When COVID-19 hit, the Darien VFW had to close for three months. Although they’re now able to open again, due to the pandemic, many of the volunteers have reservations about working inside.

“The immediate need for the fund-raiser is to make sure that we can continue to function,” said Scott Vanderheyden, quartermaster and past commander of the VFW, as well as house committee chairman.

He’s also a veteran, having served in the U.S. Marine Corps in 1987 and 1991 as a Lance Corporal, stationed in Iraq.“We need some help for us to pay insurance, pay the utilities, pay the things that we need to keep the building open.”

The VFW also hopes to be able to help everyone who comes to them.

Vanderheyden said he gets about 20 calls a week from random people, saying “anything from ‘I need a flag to put on my grandfather’s grave,’ to ‘I need help with a disability claim.’”

During the pandemic, some ways the VFW has helped the greater community include letting a yoga instructor and barber use the VFW’s outdoor space to maintain their business, at no charge.

Recently, the VFW helped pay for a funeral of a Darien resident whose family didn’t have the funds to bury him.

If there are funds left over from the fundraiser, the VFW plans to fund an account to continue to help those in need.

“If someone comes to us and they’re in trouble and they’re a veteran or a family member of one, or even anybody in the community, we can help them — we can help with rent, buy you food, whatever it is,” Vanderheyden said.

About the Darien VFW

Darien VFW Post 6933, at 205 Noroton Ave., is a nonprofit organization and historical landmark that once housed the Chapel for the Soldiers home. It’s operated entirely by volunteers.

It offers a variety of free services to support veterans and their family members — “everything from counseling, assisting with job employment, food assistance, disposal of United States flags,” Vanderheyden said. “We are also charged with educating the youth about our country’s history.”

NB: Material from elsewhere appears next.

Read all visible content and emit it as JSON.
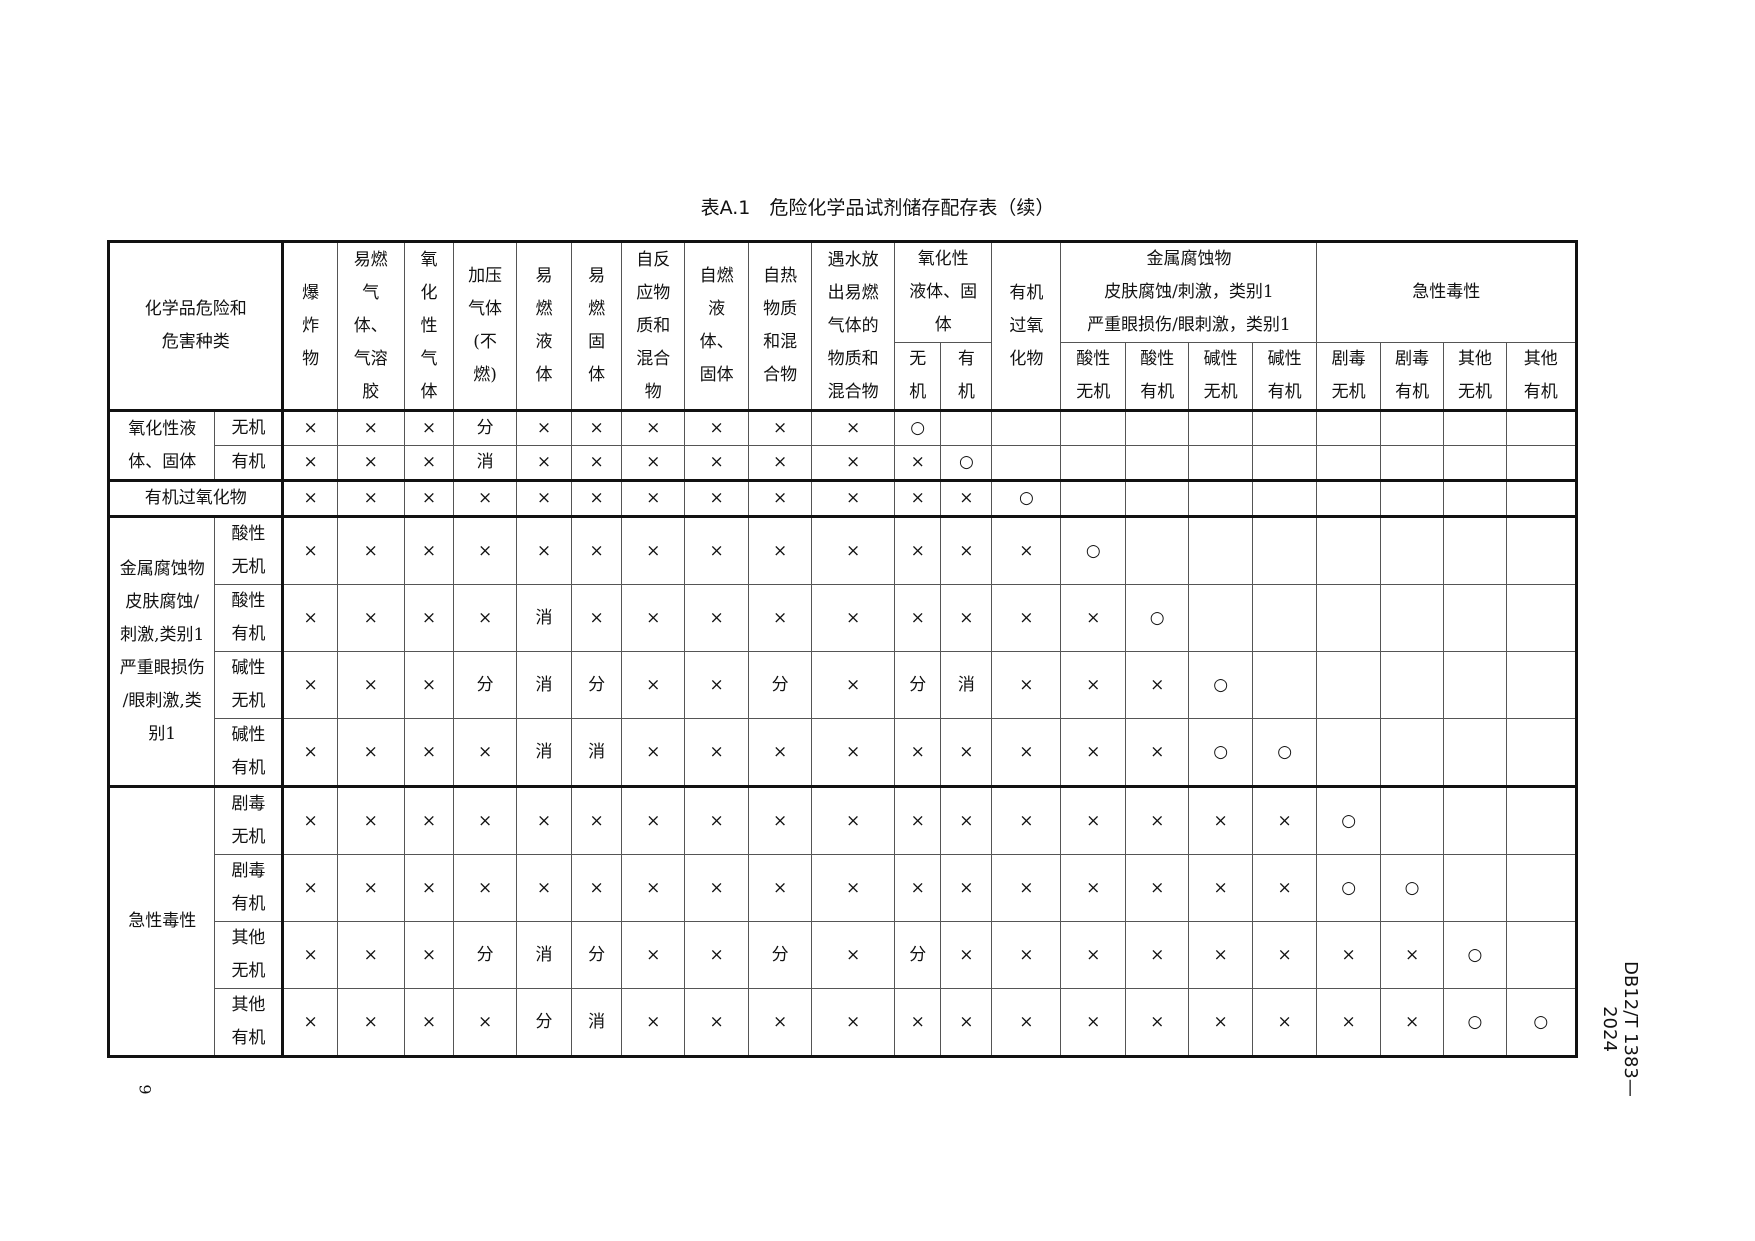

The VFW serves about 250 to 300 veterans a year. This number includes spouses and children of veterans, as well as anyone else, according to Vanderheyden.

The VFW treats all veterans on a case by case basis.

“When they contact us, we open up a file and tend to their individual needs,” he added.

The VFW is supported by individual donors as well as by a bar and social club that’s located on the premises.

“We welcome everyone to the bar and our grounds, regardless if you served in the military or not,” Vanderheyden said. “In essence, it’s our business like any other bar.”

They currently run the operation through the window. “We can fit about 25 people outdoors, socially distanced,” he said. “Eventually, as the weather breaks, we will have to find some indoor solution.”

With donations, he plans to place a memorial of the bricks on the VFW property. “We hope to put them around the flagpole and the walkway, over where the grove is,” he said.

“The VFW helps anyone that needs help, regardless of where you’re from or who you are. We don’t turn anyone away,” he said.

He added: “We want to make sure we can continue the 75 year tradition of giving back to Connecticut.”